Abstract: I got a PhD in physics because physics is fun. As a postdoc, I felt academia was the only way to do physics research and keep having fun. I was wrong! I now work in industry at Quantinuum building the best quantum computers out there with trapped ions and am loving it.
In this talk I'll go through my journey starting with my PhD working on strange metals and discovering demon quasiparticles in condensed matter physics. Then, I'll go over my jump from being a condensed matter postdoc to an AMO research scientist working on trapped-ion quantum computing at Quantinuum. This was a big leap going from condensed matter where one does (relatively) simple experiments on uncontrollably complex quantum materials to quantum computing where one builds incredibly complex experiments to realize a fully-controlled quantum system. I'll go over some lessons from my journey and explain why the best experimental physicists I've ever met are my current coworkers. P.S. We're always looking to hire great people!

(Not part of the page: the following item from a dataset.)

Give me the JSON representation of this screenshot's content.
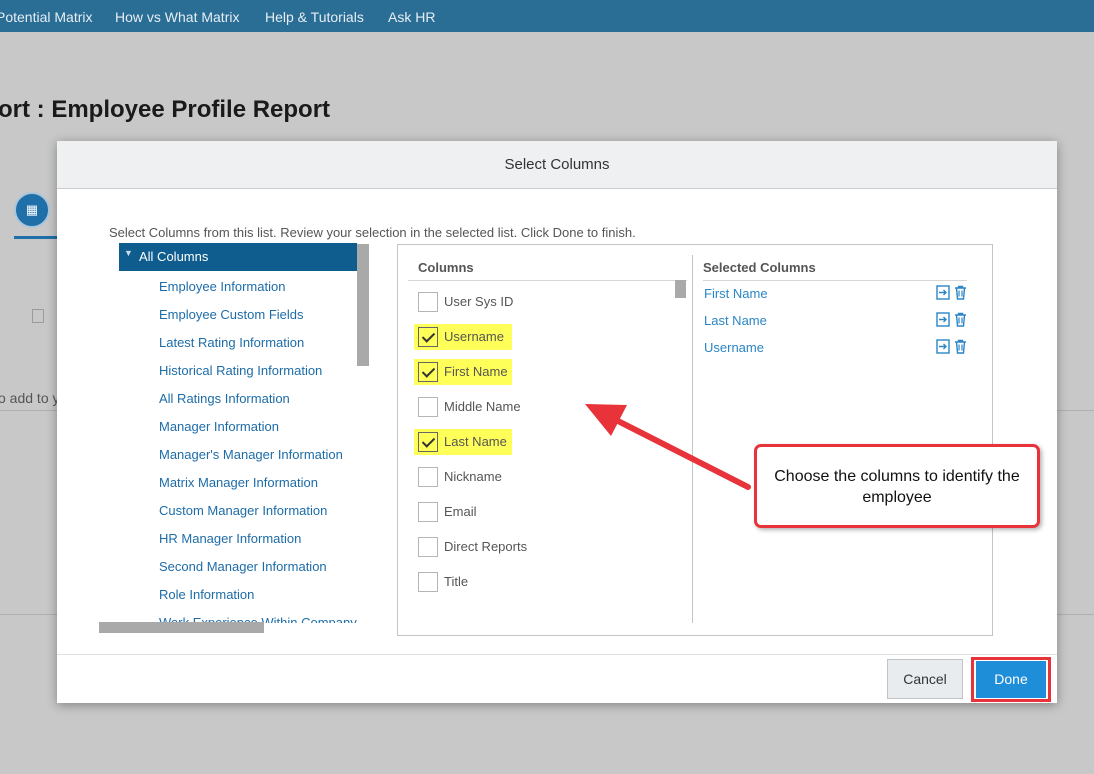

Bio: I got my BA in Physics at UC Berkeley in 2014 and started my PhD at UIUC after an internship in the semiconductor industry. At UIUC, I joined the Abbamonte group and built up the technique of momentum-resolved electron energy-loss spectroscopy for studying quantum materials. In the meantime, I started up the student-run Condensed Matter Journal Club in Urbana and chaired the Gordon Research Seminar on Correlated Electron Systems. After completing my PhD during the pandemic in 2020, I received the Stewart Blusson Prize postdoctoral fellowship to work with Prof. George Sawatzky at the University of British Columbia. Midway through my postdoc, I found myself wanting something more exciting, and so I landed a job in quantum computing at Quantinuum (founded as the merger of Honeywell and Cambridge Quantum). Since 2022, I've been at Quantinuum as a research scientist working on trapped-ion quantum computers based on the quantum charge-coupled device (QCCD) architecture.